COMPLEMENTO CIRCUNSTANCIAL

Santo lunes

Porque cada Semana Santa los sentidos se hacen sacramento

Sería difícil explicar a aquellos que aún no conocen la Semana Santa de Cádiz, declarada el pasado año Bien de Interés Turístico Nacional, a qué huele el Lunes Santo. Porque en Cádiz, el Lunes Santo huele a azahares mezclados con la maresía, –que es como ... el diccionario llama al olor de la bajamar, restándole matices al significado que realmente tiene– que se cuela por las calles, cuesta arriba, hacia la plaza de San Francisco donde el Nazareno Blanco y el Emperador Dormido –el decano de nuestra santa semana– derrochan bendiciones a su paso. Porque en Cádiz, el Lunes Santo huele a caballas mezcladas con incienso en la calle de la Palma, esperando al Cristo Viñero que sabe más de las penas de su barrio que las que los propios vecinos conocen. Porque en Cádiz, el Lunes Santo huele a cera y a pirulís de La Habana en las casapuertas del Mentidero por donde el Prendimiento se hace carne habitando en cada uno de los que salen a su encuentro por las calles que dan a la mar, que son todas en esta ciudad trimilenaria. Sería difícil explicarlo sin echar mano de lo que une a todas las Semanas Santas de Andalucía, ese sentimiento hecho pasión que nos identifica, que nos conecta, y que nos renueva cada año. La certeza de que somos, y la promesa de que otros serán por nosotros, de la misma manera que nosotros fuimos por los que nos precedieron, tantos siglos atrás, y sé que así, usted lo ha entendido perfectamente.

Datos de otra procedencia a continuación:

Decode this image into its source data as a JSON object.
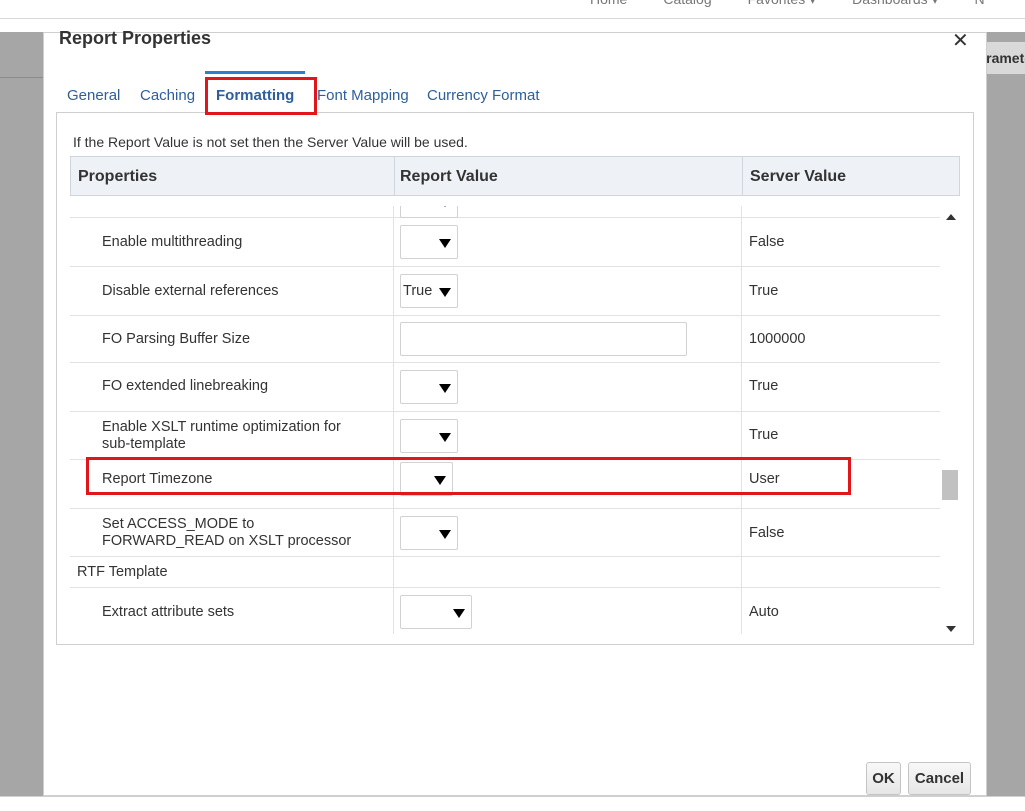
{
  "app": {
    "nav": [
      "Home",
      "Catalog",
      "Favorites ▾",
      "Dashboards ▾",
      "N"
    ],
    "right_tab_label": "Parameters"
  },
  "dialog": {
    "title": "Report Properties",
    "close_glyph": "✕",
    "tabs": [
      {
        "label": "General",
        "active": false
      },
      {
        "label": "Caching",
        "active": false
      },
      {
        "label": "Formatting",
        "active": true
      },
      {
        "label": "Font Mapping",
        "active": false
      },
      {
        "label": "Currency Format",
        "active": false
      }
    ],
    "info_text": "If the Report Value is not set then the Server Value will be used.",
    "columns": [
      "Properties",
      "Report Value",
      "Server Value"
    ],
    "rows": [
      {
        "property": "",
        "report_value": "",
        "control": "select",
        "server_value": ""
      },
      {
        "property": "Enable multithreading",
        "report_value": "",
        "control": "select",
        "server_value": "False"
      },
      {
        "property": "Disable external references",
        "report_value": "True",
        "control": "select",
        "server_value": "True"
      },
      {
        "property": "FO Parsing Buffer Size",
        "report_value": "",
        "control": "text",
        "server_value": "1000000"
      },
      {
        "property": "FO extended linebreaking",
        "report_value": "",
        "control": "select",
        "server_value": "True"
      },
      {
        "property": "Enable XSLT runtime optimization for sub-template",
        "report_value": "",
        "control": "select",
        "server_value": "True"
      },
      {
        "property": "Report Timezone",
        "report_value": "",
        "control": "select",
        "server_value": "User"
      },
      {
        "property": "Set ACCESS_MODE to FORWARD_READ on XSLT processor",
        "report_value": "",
        "control": "select",
        "server_value": "False"
      },
      {
        "property": "RTF Template",
        "report_value": "",
        "control": "group",
        "server_value": ""
      },
      {
        "property": "Extract attribute sets",
        "report_value": "",
        "control": "select",
        "server_value": "Auto"
      }
    ],
    "buttons": {
      "ok": "OK",
      "cancel": "Cancel"
    }
  },
  "colors": {
    "link": "#2c5f9b",
    "highlight": "#e0161b",
    "overlay": "#a6a6a6"
  }
}
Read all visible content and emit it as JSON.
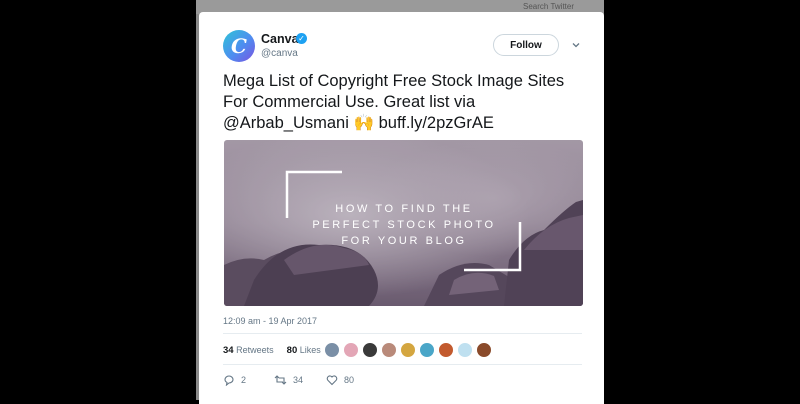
{
  "background": {
    "strip_text": "Search Twitter"
  },
  "tweet": {
    "author_name": "Canva",
    "author_handle": "@canva",
    "avatar_letter": "C",
    "verified": true,
    "follow_label": "Follow",
    "text_line1": "Mega List of Copyright Free Stock Image Sites",
    "text_line2": "For Commercial Use. Great list via",
    "text_line3_mention": "@Arbab_Usmani",
    "text_line3_emoji": "🙌",
    "text_line3_link": "buff.ly/2pzGrAE",
    "timestamp": "12:09 am - 19 Apr 2017",
    "retweets_count": "34",
    "retweets_label": "Retweets",
    "likes_count": "80",
    "likes_label": "Likes"
  },
  "media": {
    "headline_line1": "HOW TO FIND THE",
    "headline_line2": "PERFECT STOCK PHOTO",
    "headline_line3": "FOR YOUR BLOG"
  },
  "actions": {
    "reply_count": "2",
    "retweet_count": "34",
    "like_count": "80"
  },
  "colors": {
    "accent": "#1da1f2",
    "text": "#14171a",
    "muted": "#657786",
    "overlay_purple": "#5a4a66"
  },
  "icons": [
    "verified-badge-icon",
    "chevron-down-icon",
    "reply-icon",
    "retweet-icon",
    "heart-icon"
  ]
}
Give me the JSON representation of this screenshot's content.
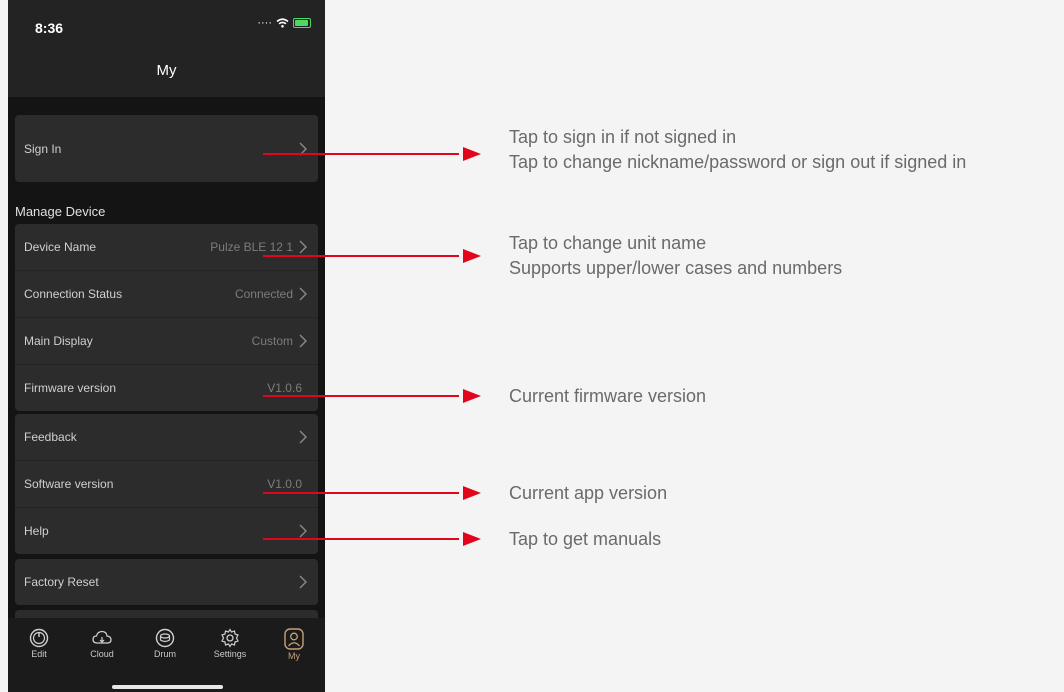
{
  "status_bar": {
    "time": "8:36"
  },
  "header": {
    "title": "My"
  },
  "account": {
    "sign_in_label": "Sign In"
  },
  "manage_device": {
    "section_title": "Manage Device",
    "device_name_label": "Device Name",
    "device_name_value": "Pulze BLE 12 1",
    "connection_label": "Connection Status",
    "connection_value": "Connected",
    "main_display_label": "Main Display",
    "main_display_value": "Custom",
    "firmware_label": "Firmware version",
    "firmware_value": "V1.0.6"
  },
  "support": {
    "feedback_label": "Feedback",
    "software_label": "Software version",
    "software_value": "V1.0.0",
    "help_label": "Help"
  },
  "reset": {
    "factory_reset_label": "Factory Reset"
  },
  "tabbar": {
    "edit": "Edit",
    "cloud": "Cloud",
    "drum": "Drum",
    "settings": "Settings",
    "my": "My",
    "active_color": "#c7a078"
  },
  "annotations": {
    "sign_in_line1": "Tap to sign in if not signed in",
    "sign_in_line2": "Tap to change nickname/password or sign out if signed in",
    "device_name_line1": "Tap to change unit name",
    "device_name_line2": "Supports upper/lower cases and numbers",
    "firmware": "Current firmware version",
    "app_version": "Current app version",
    "manuals": "Tap to get manuals",
    "arrow_color": "#e1061b"
  }
}
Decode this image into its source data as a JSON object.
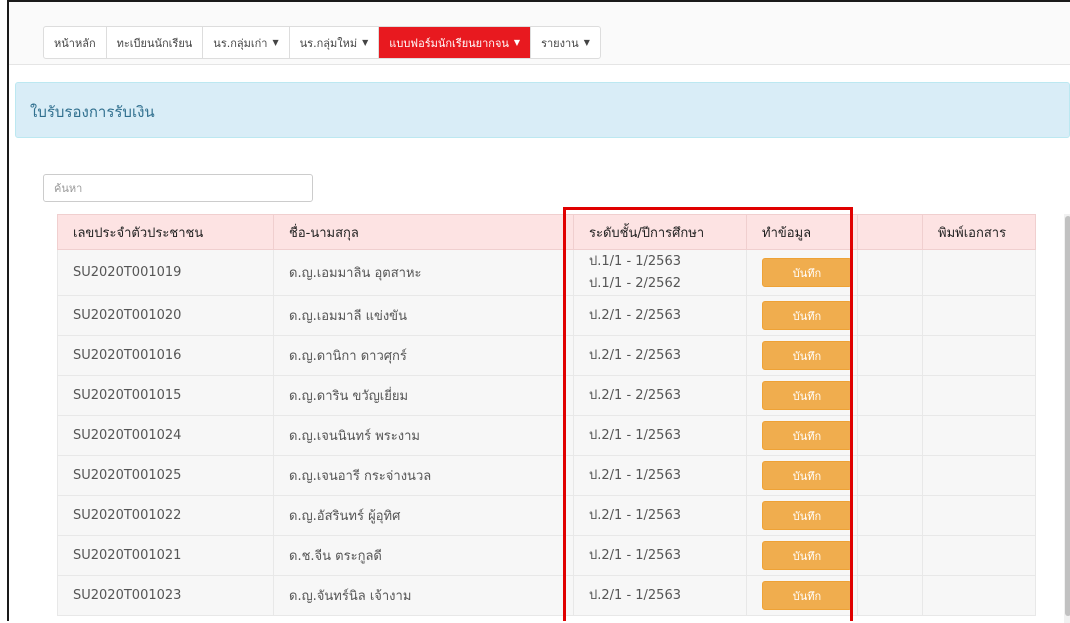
{
  "nav": {
    "items": [
      {
        "label": "หน้าหลัก",
        "dropdown": false,
        "active": false
      },
      {
        "label": "ทะเบียนนักเรียน",
        "dropdown": false,
        "active": false
      },
      {
        "label": "นร.กลุ่มเก่า",
        "dropdown": true,
        "active": false
      },
      {
        "label": "นร.กลุ่มใหม่",
        "dropdown": true,
        "active": false
      },
      {
        "label": "แบบฟอร์มนักเรียนยากจน",
        "dropdown": true,
        "active": true
      },
      {
        "label": "รายงาน",
        "dropdown": true,
        "active": false
      }
    ],
    "active_color": "#e8191f"
  },
  "page": {
    "title": "ใบรับรองการรับเงิน"
  },
  "search": {
    "placeholder": "ค้นหา",
    "value": ""
  },
  "table": {
    "columns": [
      "เลขประจำตัวประชาชน",
      "ชื่อ-นามสกุล",
      "ระดับชั้น/ปีการศึกษา",
      "ทำข้อมูล",
      "",
      "พิมพ์เอกสาร"
    ],
    "button_label": "บันทึก",
    "rows": [
      {
        "id": "SU2020T001019",
        "name": "ด.ญ.เอมมาลิน อุตสาหะ",
        "levels": [
          "ป.1/1 - 1/2563",
          "ป.1/1 - 2/2562"
        ]
      },
      {
        "id": "SU2020T001020",
        "name": "ด.ญ.เอมมาลี แข่งขัน",
        "levels": [
          "ป.2/1 - 2/2563"
        ]
      },
      {
        "id": "SU2020T001016",
        "name": "ด.ญ.ดานิกา ดาวศุกร์",
        "levels": [
          "ป.2/1 - 2/2563"
        ]
      },
      {
        "id": "SU2020T001015",
        "name": "ด.ญ.ดาริน ขวัญเยี่ยม",
        "levels": [
          "ป.2/1 - 2/2563"
        ]
      },
      {
        "id": "SU2020T001024",
        "name": "ด.ญ.เจนนินทร์ พระงาม",
        "levels": [
          "ป.2/1 - 1/2563"
        ]
      },
      {
        "id": "SU2020T001025",
        "name": "ด.ญ.เจนอารี กระจ่างนวล",
        "levels": [
          "ป.2/1 - 1/2563"
        ]
      },
      {
        "id": "SU2020T001022",
        "name": "ด.ญ.อัสรินทร์ ผู้อุทิศ",
        "levels": [
          "ป.2/1 - 1/2563"
        ]
      },
      {
        "id": "SU2020T001021",
        "name": "ด.ช.จีน ตระกูลดี",
        "levels": [
          "ป.2/1 - 1/2563"
        ]
      },
      {
        "id": "SU2020T001023",
        "name": "ด.ญ.จันทร์นิล เจ้างาม",
        "levels": [
          "ป.2/1 - 1/2563"
        ]
      }
    ]
  },
  "colors": {
    "header_bg": "#fde3e3",
    "button": "#f0ad4e",
    "alert_bg": "#d9edf7",
    "highlight_border": "#e00000"
  }
}
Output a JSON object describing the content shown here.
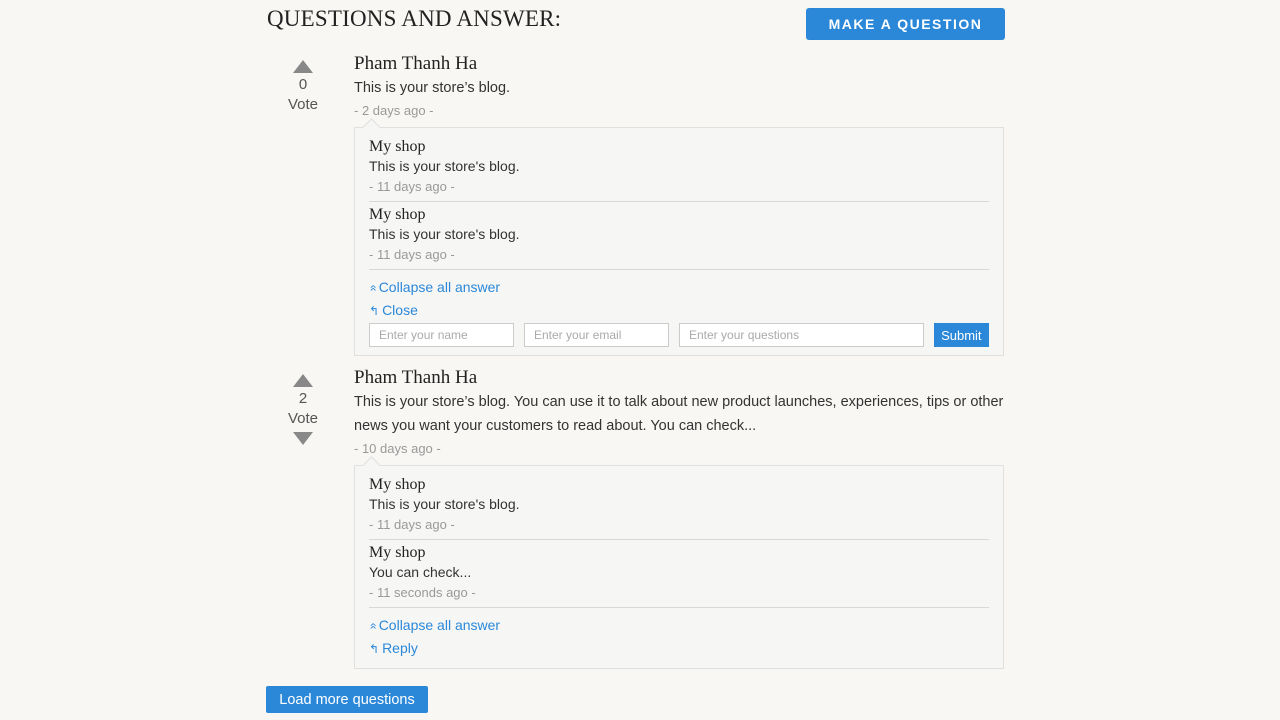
{
  "header": {
    "title": "QUESTIONS AND ANSWER:",
    "make_question_label": "MAKE A QUESTION"
  },
  "questions": [
    {
      "votes": "0",
      "vote_label": "Vote",
      "author": "Pham Thanh Ha",
      "text": "This is your store’s blog.",
      "time": "- 2 days ago -",
      "answers": [
        {
          "author": "My shop",
          "text": "This is your store's blog.",
          "time": "- 11 days ago -"
        },
        {
          "author": "My shop",
          "text": "This is your store's blog.",
          "time": "- 11 days ago -"
        }
      ],
      "collapse_label": "Collapse all answer",
      "close_label": "Close",
      "form": {
        "name_placeholder": "Enter your name",
        "email_placeholder": "Enter your email",
        "question_placeholder": "Enter your questions",
        "submit_label": "Submit"
      }
    },
    {
      "votes": "2",
      "vote_label": "Vote",
      "author": "Pham Thanh Ha",
      "text": "This is your store’s blog. You can use it to talk about new product launches, experiences, tips or other news you want your customers to read about. You can check...",
      "time": "- 10 days ago -",
      "answers": [
        {
          "author": "My shop",
          "text": "This is your store's blog.",
          "time": "- 11 days ago -"
        },
        {
          "author": "My shop",
          "text": "You can check...",
          "time": "- 11 seconds ago -"
        }
      ],
      "collapse_label": "Collapse all answer",
      "reply_label": "Reply"
    }
  ],
  "footer": {
    "load_more_label": "Load more questions"
  },
  "icons": {
    "collapse": "double-chevron-up-icon",
    "reply": "reply-arrow-icon",
    "vote_up": "triangle-up-icon",
    "vote_down": "triangle-down-icon"
  },
  "colors": {
    "accent": "#2b88d9",
    "background": "#f8f7f4"
  }
}
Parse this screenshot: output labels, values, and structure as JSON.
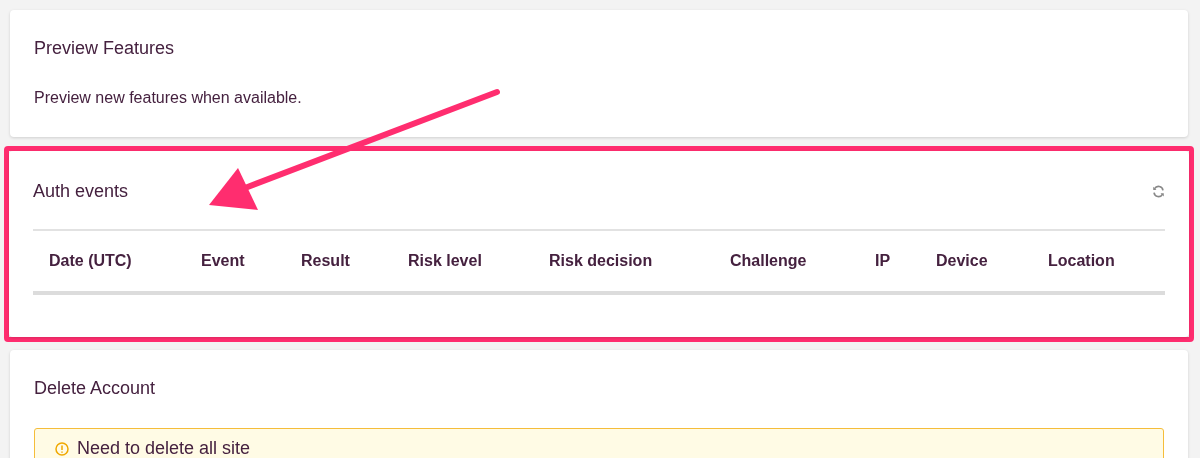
{
  "preview_features": {
    "title": "Preview Features",
    "description": "Preview new features when available."
  },
  "auth_events": {
    "title": "Auth events",
    "highlighted": true,
    "columns": [
      "Date (UTC)",
      "Event",
      "Result",
      "Risk level",
      "Risk decision",
      "Challenge",
      "IP",
      "Device",
      "Location"
    ]
  },
  "delete_account": {
    "title": "Delete Account",
    "warning": "Need to delete all site"
  }
}
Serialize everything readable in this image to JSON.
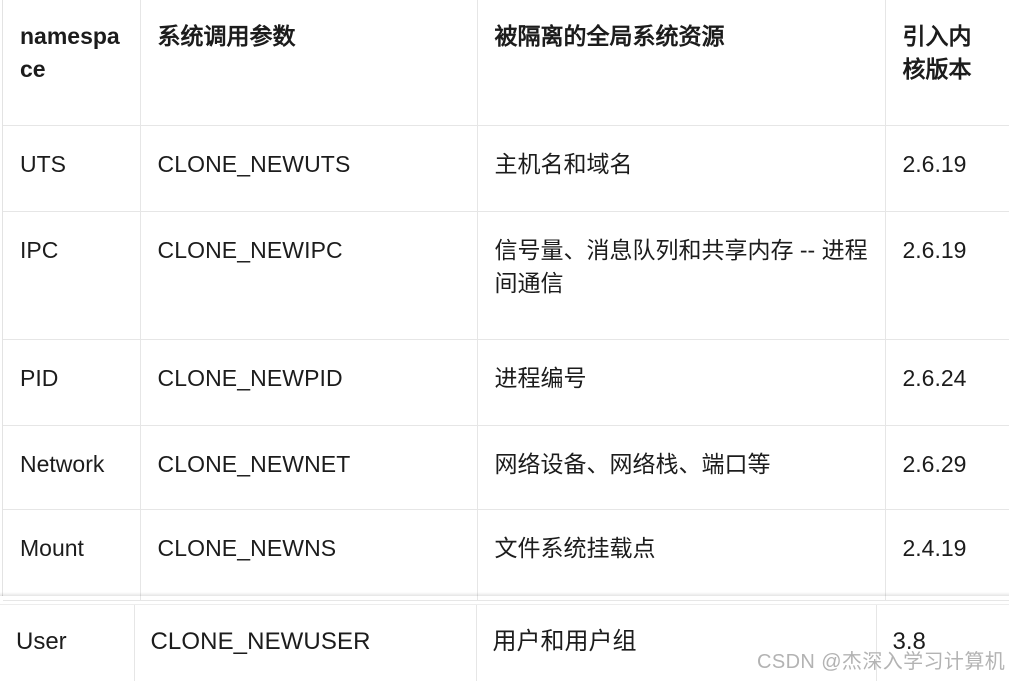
{
  "table": {
    "columns": [
      {
        "key": "namespace",
        "label": "namespace",
        "bold": true
      },
      {
        "key": "clone_flag",
        "label": "系统调用参数",
        "bold": true
      },
      {
        "key": "isolated_resource",
        "label": "被隔离的全局系统资源",
        "bold": true
      },
      {
        "key": "kernel_version",
        "label": "引入内核版本",
        "bold": true
      }
    ],
    "rows": [
      {
        "namespace": "UTS",
        "clone_flag": "CLONE_NEWUTS",
        "isolated_resource": "主机名和域名",
        "kernel_version": "2.6.19"
      },
      {
        "namespace": "IPC",
        "clone_flag": "CLONE_NEWIPC",
        "isolated_resource": "信号量、消息队列和共享内存 -- 进程间通信",
        "kernel_version": "2.6.19"
      },
      {
        "namespace": "PID",
        "clone_flag": "CLONE_NEWPID",
        "isolated_resource": "进程编号",
        "kernel_version": "2.6.24"
      },
      {
        "namespace": "Network",
        "clone_flag": "CLONE_NEWNET",
        "isolated_resource": "网络设备、网络栈、端口等",
        "kernel_version": "2.6.29"
      },
      {
        "namespace": "Mount",
        "clone_flag": "CLONE_NEWNS",
        "isolated_resource": "文件系统挂载点",
        "kernel_version": "2.4.19"
      },
      {
        "namespace": "User",
        "clone_flag": "CLONE_NEWUSER",
        "isolated_resource": "用户和用户组",
        "kernel_version": "3.8"
      }
    ]
  },
  "watermark": {
    "text": "CSDN @杰深入学习计算机",
    "color": "#b3b3b3"
  },
  "colors": {
    "background": "#ffffff",
    "text": "#1c1c1c",
    "border": "#e6e6e6",
    "seam": "#cfcfcf",
    "watermark": "#b3b3b3"
  }
}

Porque cada año, cada primavera, cada Semana Santa, los sentidos se hacen sacramento; la vista, el olfato, el gusto, el oído, el tacto… la piel que habitamos y que nos lleva una y otra vez a casa, a la patria primera de la que hablaba Rilke, a la infancia.

Por eso, cuando la primera luna llena de primavera va apareciendo tímidamente en el cielo, se hace de nuevo el milagro, y la fe y la tradición se vuelven a dar la mano en esa esquina en la que su abuelo le señalaba las caídas de un paso, en el escaparate de torrijas melosas que ahora se le antoja un sueño, en el Domingo de Ramos de zapatos nuevos y de palmas, en la bola de cera que se guarda de año en año como un tesoro, en la primera madrugada adolescente de calles estrechas y sueños anchos, en el primer capirote que tanto pesaba, en la penitencia callada, en los sones de cornetas y tambores, en los roscos de canela, en las tortillas de bacalao, en las túnicas planchadas colgando en la puerta del armario, en las manos de su madre encendiéndole con cuidado la vela en la Vigilia Pascual, en la solemnidad del Lavatorio de pies la tarde del Jueves Santo, en el sonido de las horquillas contra los adoquines centenarios, en el asombro de los Monumentos el Viernes Santo, en el gallo que debe cantar tres veces, en la oración hecha saeta que quiebra las gargantas, en la eterna espera, en una esquina, a que aparezca la cruz de guía, en los amigos que vuelven para continuar la conversación en donde la habían dejado, en las cuentas de un rosario doloroso llenas de luz, en la certeza de la vida eterna…

Pero, y ahí es donde está el verdadero misterio, cada Semana Santa, desde Huelva hasta Almería sería difícil de explicar sin lo más importante, sin lo único que es importante: sin un Dios que cada primavera renueva la alianza con los hombres y mujeres de esta tierra que huele, cada Lunes Santo, a Esperanza.